Day1‐14
「泣いたり笑ったり拗ねたり、忙しいやつじゃのう」
佐伯が近づいてきて頭を撫でる。
「お前ら二人は切っても切れない縁がある。大丈夫じゃ。すぐいつも通り仲直りできるじゃろ」
「伸一と縁があっても嬉しくない」
「またそんなこと言いおって。良い奴じゃ、あいつは」
そう言って、佐伯が指差した方を涼香も見つめた。
「……言い過ぎたから謝ろう思うて帰ってきたんじゃ」
伸一がそっぽを向きながら話す。
「ほらの。良い奴じゃ」
佐伯がにこにこしながら、涼香の背中を押した。
「ほいじゃの。おっさんは邪魔じゃけえ、先に行っとるで。
お前さんたちも遅れんようにの」
左手をヒラヒラさせながら佐伯が立ち去る。
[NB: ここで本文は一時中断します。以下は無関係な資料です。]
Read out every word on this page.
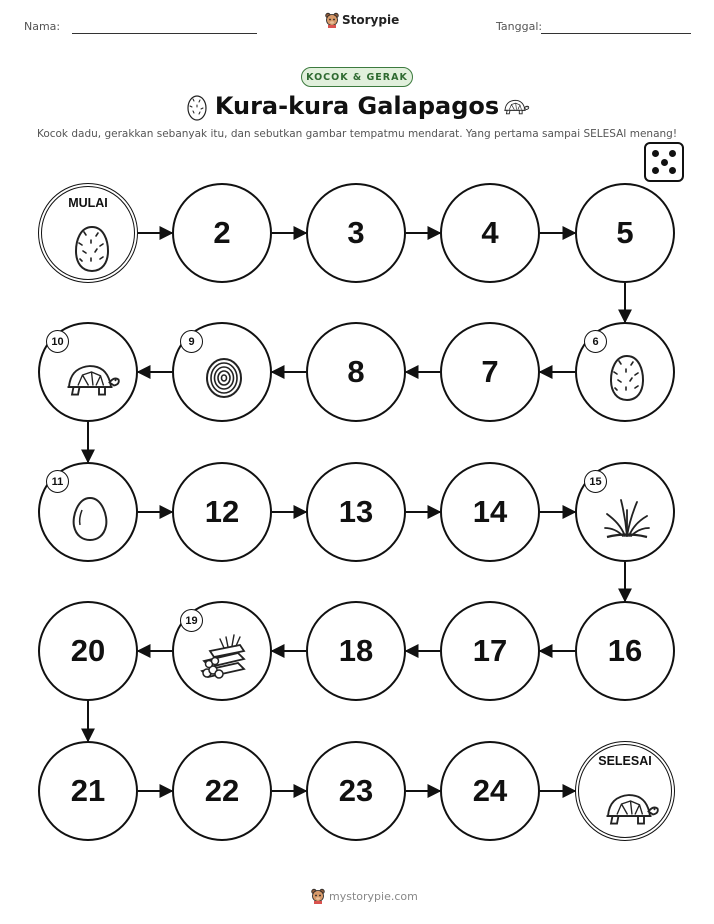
Nama:	Storypie	Tanggal:
KOCOK & GERAK
Kura-kura Galapagos
Kocok dadu, gerakkan sebanyak itu, dan sebutkan gambar tempatmu mendarat. Yang pertama sampai SELESAI menang!
MULAI
2	3	4	5
7
8
12	13	14
16
17
18
20
21	22	23	24
SELESAI
6
9
10
11	15
19
mystorypie.com
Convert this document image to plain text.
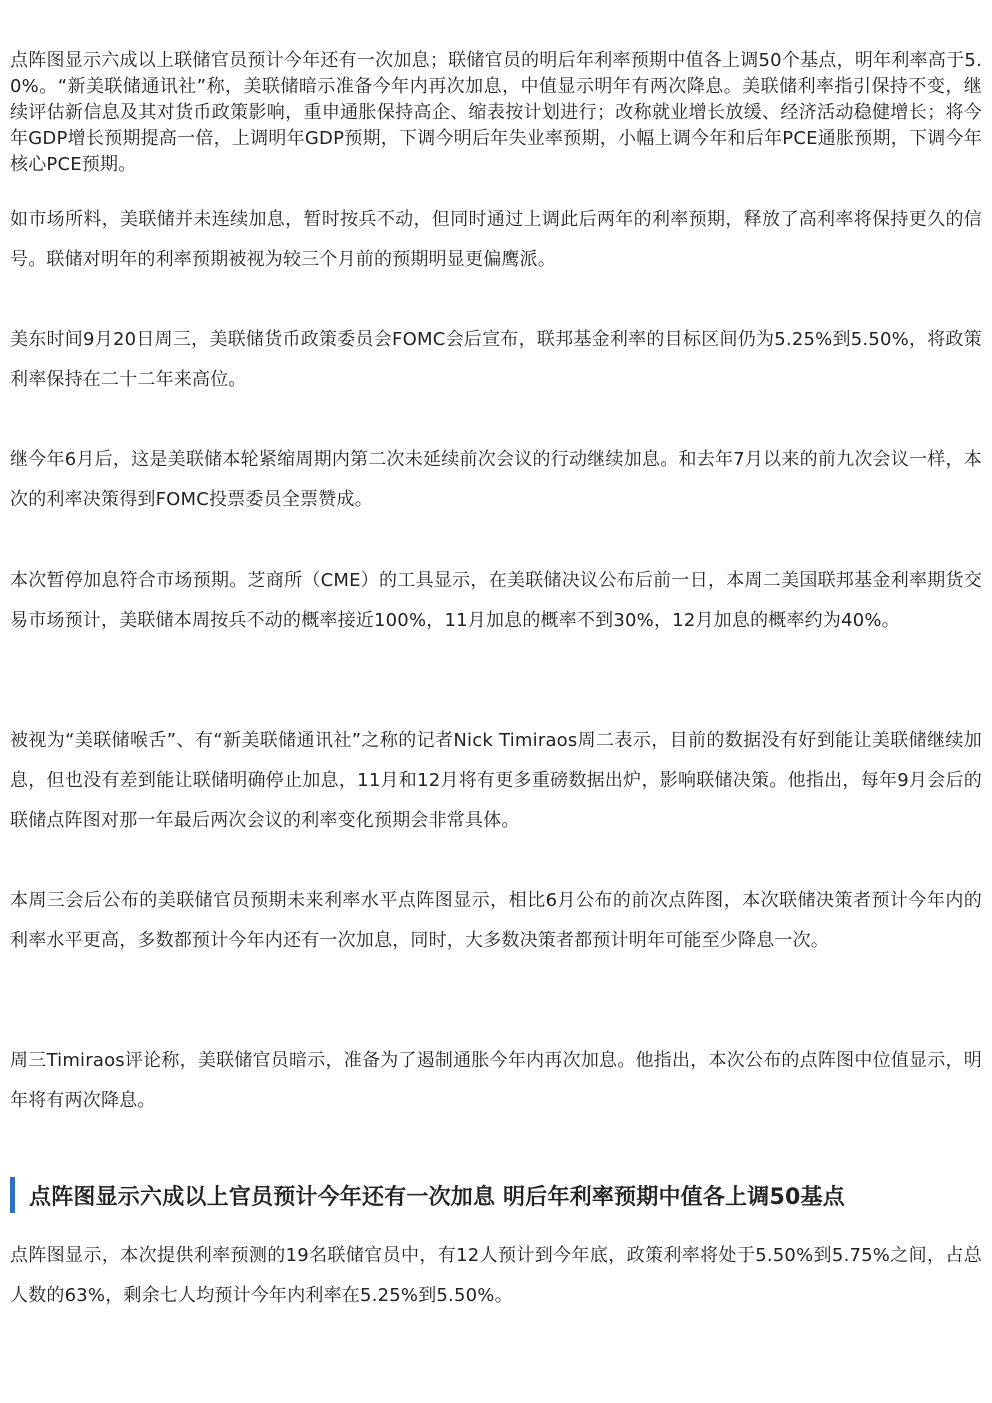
点阵图显示六成以上联储官员预计今年还有一次加息；联储官员的明后年利率预期中值各上调50个基点，明年利率高于5.0%。“新美联储通讯社”称，美联储暗示准备今年内再次加息，中值显示明年有两次降息。美联储利率指引保持不变，继续评估新信息及其对货币政策影响，重申通胀保持高企、缩表按计划进行；改称就业增长放缓、经济活动稳健增长；将今年GDP增长预期提高一倍，上调明年GDP预期，下调今明后年失业率预期，小幅上调今年和后年PCE通胀预期，下调今年核心PCE预期。

如市场所料，美联储并未连续加息，暂时按兵不动，但同时通过上调此后两年的利率预期，释放了高利率将保持更久的信号。联储对明年的利率预期被视为较三个月前的预期明显更偏鹰派。

美东时间9月20日周三，美联储货币政策委员会FOMC会后宣布，联邦基金利率的目标区间仍为5.25%到5.50%，将政策利率保持在二十二年来高位。

继今年6月后，这是美联储本轮紧缩周期内第二次未延续前次会议的行动继续加息。和去年7月以来的前九次会议一样，本次的利率决策得到FOMC投票委员全票赞成。

本次暂停加息符合市场预期。芝商所（CME）的工具显示，在美联储决议公布后前一日，本周二美国联邦基金利率期货交易市场预计，美联储本周按兵不动的概率接近100%，11月加息的概率不到30%，12月加息的概率约为40%。

被视为“美联储喉舌”、有“新美联储通讯社”之称的记者Nick Timiraos周二表示，目前的数据没有好到能让美联储继续加息，但也没有差到能让联储明确停止加息，11月和12月将有更多重磅数据出炉，影响联储决策。他指出，每年9月会后的联储点阵图对那一年最后两次会议的利率变化预期会非常具体。

本周三会后公布的美联储官员预期未来利率水平点阵图显示，相比6月公布的前次点阵图，本次联储决策者预计今年内的利率水平更高，多数都预计今年内还有一次加息，同时，大多数决策者都预计明年可能至少降息一次。

周三Timiraos评论称，美联储官员暗示，准备为了遏制通胀今年内再次加息。他指出，本次公布的点阵图中位值显示，明年将有两次降息。

点阵图显示六成以上官员预计今年还有一次加息 明后年利率预期中值各上调50基点

点阵图显示，本次提供利率预测的19名联储官员中，有12人预计到今年底，政策利率将处于5.50%到5.75%之间，占总人数的63%，剩余七人均预计今年内利率在5.25%到5.50%。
その後ろ姿に、涼香は思い切り舌を出した。
「涼ちゃんも素直じゃないのう」
伸一が笑いながら歩いてくる。そんな彼を横目で見ながら「あんたもね」と答えた。
「俺はいつも素直じゃ」
「どこがよ」
「いつも言うとるけえ。
涼ちゃんは俺が守るけえね」
「……幼なじみなんだから、当たり前じゃん」
頬を膨らませる涼香の頭をポンポンと叩く。
「まあ、そういうとこは素直じゃの」
頬を膨らませるときは喜んでる証拠じゃ、と心の中で笑いながら。